Uvicorn, Gunicorn and FastAPI

Kenneth Wong

2025-02-13

10 min read

Investigative work I did for a fastAPI project that I am currently working on

backend

python

Recently I have been working on a project that uses fastAPI as the webserver. Our project is low on CPU utilization. Our webserver mainly sends out HTTP requests to 3rd party APIs and servers the response to the client. Hence, our workload is IO-bound.
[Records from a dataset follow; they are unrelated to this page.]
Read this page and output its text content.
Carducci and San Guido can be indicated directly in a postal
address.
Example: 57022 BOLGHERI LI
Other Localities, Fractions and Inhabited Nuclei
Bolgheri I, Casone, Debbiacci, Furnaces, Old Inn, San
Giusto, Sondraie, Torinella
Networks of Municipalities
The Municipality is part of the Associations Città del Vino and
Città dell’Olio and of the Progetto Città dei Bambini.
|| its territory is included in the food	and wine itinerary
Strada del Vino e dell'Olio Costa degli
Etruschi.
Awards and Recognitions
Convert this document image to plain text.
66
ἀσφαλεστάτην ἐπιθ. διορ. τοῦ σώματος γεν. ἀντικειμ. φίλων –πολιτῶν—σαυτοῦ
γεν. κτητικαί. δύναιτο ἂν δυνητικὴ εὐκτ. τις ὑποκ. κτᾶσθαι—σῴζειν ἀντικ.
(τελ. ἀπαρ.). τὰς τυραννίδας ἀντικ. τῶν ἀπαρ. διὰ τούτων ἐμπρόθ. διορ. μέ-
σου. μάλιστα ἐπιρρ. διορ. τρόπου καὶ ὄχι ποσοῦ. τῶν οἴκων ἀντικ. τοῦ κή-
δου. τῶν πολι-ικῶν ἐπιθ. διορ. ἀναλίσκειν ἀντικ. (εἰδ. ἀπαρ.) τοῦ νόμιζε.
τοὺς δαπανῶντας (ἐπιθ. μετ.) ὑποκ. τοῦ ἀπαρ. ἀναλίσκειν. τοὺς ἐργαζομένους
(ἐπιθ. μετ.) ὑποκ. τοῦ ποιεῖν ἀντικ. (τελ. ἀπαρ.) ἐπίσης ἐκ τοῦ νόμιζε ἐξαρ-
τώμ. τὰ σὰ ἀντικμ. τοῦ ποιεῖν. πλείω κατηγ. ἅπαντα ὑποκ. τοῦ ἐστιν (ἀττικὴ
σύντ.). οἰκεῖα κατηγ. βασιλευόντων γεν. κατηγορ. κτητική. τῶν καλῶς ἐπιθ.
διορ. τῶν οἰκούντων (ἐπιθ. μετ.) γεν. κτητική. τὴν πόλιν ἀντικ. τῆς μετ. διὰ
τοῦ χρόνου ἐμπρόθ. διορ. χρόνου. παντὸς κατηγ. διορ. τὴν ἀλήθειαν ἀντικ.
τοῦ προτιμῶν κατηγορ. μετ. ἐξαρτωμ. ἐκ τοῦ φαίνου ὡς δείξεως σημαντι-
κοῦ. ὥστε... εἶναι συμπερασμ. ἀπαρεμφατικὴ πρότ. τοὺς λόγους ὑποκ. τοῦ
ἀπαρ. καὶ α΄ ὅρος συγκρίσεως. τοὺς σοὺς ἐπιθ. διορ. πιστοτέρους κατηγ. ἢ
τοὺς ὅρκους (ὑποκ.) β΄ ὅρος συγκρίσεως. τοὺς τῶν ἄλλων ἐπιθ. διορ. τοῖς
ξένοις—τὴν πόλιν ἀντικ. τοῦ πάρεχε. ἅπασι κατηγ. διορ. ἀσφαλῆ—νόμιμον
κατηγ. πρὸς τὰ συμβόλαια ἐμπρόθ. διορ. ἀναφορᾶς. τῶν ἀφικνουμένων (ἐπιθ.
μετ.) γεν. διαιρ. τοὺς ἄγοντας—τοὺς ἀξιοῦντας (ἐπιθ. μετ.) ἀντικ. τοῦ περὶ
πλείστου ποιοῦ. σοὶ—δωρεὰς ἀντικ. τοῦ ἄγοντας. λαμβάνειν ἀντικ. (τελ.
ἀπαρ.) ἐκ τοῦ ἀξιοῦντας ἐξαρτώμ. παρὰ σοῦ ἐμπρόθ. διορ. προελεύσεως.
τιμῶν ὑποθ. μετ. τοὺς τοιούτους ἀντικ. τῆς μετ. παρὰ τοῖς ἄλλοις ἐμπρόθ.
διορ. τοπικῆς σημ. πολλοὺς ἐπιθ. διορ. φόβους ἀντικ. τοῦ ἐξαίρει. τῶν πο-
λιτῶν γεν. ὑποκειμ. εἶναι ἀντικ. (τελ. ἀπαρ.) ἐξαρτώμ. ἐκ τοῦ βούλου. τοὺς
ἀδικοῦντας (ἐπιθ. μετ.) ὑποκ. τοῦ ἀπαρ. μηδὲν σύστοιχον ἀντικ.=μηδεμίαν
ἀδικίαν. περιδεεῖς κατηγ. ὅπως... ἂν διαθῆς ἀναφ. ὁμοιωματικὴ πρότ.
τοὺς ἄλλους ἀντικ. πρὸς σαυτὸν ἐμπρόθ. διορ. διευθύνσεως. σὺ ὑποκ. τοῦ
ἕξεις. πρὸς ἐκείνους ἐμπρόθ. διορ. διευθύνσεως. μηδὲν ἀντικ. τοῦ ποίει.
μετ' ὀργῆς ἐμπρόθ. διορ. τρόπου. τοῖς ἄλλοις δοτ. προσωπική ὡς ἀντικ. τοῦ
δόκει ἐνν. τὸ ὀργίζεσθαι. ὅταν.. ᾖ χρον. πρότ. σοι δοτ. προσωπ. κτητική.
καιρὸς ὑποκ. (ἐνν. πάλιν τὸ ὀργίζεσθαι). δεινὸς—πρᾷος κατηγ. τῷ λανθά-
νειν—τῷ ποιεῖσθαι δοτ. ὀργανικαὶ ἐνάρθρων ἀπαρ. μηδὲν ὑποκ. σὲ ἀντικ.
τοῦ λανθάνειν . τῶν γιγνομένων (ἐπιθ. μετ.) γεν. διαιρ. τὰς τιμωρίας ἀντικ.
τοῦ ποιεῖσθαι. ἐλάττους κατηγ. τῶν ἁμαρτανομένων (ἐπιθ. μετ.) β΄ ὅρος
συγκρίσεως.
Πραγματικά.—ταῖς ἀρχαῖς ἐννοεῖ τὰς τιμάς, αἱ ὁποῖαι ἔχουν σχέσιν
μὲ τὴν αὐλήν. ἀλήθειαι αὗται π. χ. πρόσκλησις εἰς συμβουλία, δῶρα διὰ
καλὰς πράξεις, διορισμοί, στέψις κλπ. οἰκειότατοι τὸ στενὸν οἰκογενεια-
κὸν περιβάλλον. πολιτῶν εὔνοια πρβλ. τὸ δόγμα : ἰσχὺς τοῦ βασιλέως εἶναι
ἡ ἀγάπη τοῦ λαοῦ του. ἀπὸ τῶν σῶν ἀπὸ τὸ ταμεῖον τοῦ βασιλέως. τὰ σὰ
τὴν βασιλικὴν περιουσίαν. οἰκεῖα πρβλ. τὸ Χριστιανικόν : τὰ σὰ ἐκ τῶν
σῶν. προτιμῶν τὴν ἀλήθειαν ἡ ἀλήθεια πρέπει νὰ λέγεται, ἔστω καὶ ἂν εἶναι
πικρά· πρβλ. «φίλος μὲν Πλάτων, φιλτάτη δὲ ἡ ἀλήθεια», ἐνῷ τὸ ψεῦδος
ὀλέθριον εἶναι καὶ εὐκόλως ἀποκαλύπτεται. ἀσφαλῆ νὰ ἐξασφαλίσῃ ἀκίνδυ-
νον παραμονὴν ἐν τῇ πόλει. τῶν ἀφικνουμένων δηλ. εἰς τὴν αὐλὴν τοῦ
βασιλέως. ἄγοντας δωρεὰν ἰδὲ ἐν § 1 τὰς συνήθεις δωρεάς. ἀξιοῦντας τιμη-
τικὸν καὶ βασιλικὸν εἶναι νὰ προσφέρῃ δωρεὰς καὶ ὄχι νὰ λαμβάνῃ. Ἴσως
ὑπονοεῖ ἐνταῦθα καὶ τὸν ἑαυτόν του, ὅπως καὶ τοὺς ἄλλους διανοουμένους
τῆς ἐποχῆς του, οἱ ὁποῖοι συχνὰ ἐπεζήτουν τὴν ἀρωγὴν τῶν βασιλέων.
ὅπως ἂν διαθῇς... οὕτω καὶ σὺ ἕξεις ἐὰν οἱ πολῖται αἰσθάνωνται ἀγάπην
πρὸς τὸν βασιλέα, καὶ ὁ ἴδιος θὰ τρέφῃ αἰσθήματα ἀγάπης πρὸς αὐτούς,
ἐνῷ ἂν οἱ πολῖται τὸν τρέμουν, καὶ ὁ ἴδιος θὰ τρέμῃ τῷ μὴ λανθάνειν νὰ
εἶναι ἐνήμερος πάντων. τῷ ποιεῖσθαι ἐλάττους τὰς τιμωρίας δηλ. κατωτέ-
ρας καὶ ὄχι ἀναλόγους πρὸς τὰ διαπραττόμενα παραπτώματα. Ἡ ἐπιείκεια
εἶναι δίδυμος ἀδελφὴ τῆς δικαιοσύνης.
Python has the GIL (Global Interpreter Lock) that prevents threads from running in parallel, meaning that multithreading will still be ran only by the main thread. This made me look deeper into how we can optimize and scale our fastapi application to serve more requests.

Fastapi

Fastapi incorporates Asyncio to handle concurrent requests, meaning that the main thread can pre-empt async functions to handle incoming requests. This is great for IO-bound applications as the bottleneck is IO and not the CPU.

With that said, it is also important not to include blocking functions in the async functions as it will essentially negate the purpose of using asyncio, it will block the main thread and not allow other requests to be handled. A famous pitfall is using time.sleep().

Multithreading

I use multithreading when I need to make concurrent network calls to reduce latency. This has a smaller memory footprint and allows easy memory sharing between threads. It makes more sense to spin threads than to spin processes in this case as network calls are IO-bound.

Multiprocessing

I use multiprocessing when I need to handle CPU-bound tasks. For example, I needed to compress mp3 files in the background, so to prevent blocking the main thread, I spun up a new process to handle the compression, allowing the main thread to continue serving requests.

Multiprocessing has a larger memory footprint as we copy the entire memory space for each process. This also means that memory sharing is more difficult. Fortunately, each mp3 file was unique so we did not run into any synchronization issues or requirement of mutex.

Uvicorn and Gunicorn

Uvicorn and Gunicorn are process managers that bind to a port. Each worker is responsible for intercepting a users request, getting the scope and data and passing the data to the application running on the worker. They help with scaling the application internally (within the same container) by spinning up workers to loadbalance the requests. For external scaling, we would probably need a Load Balancer and a container orchestration tool like Kubernetes.

WSGI and ASGI

WSGI (Web Server Gateway Interface) is a specification for a Python interface to web servers. It is a synchronous interface, meaning that each request is handled by one worker.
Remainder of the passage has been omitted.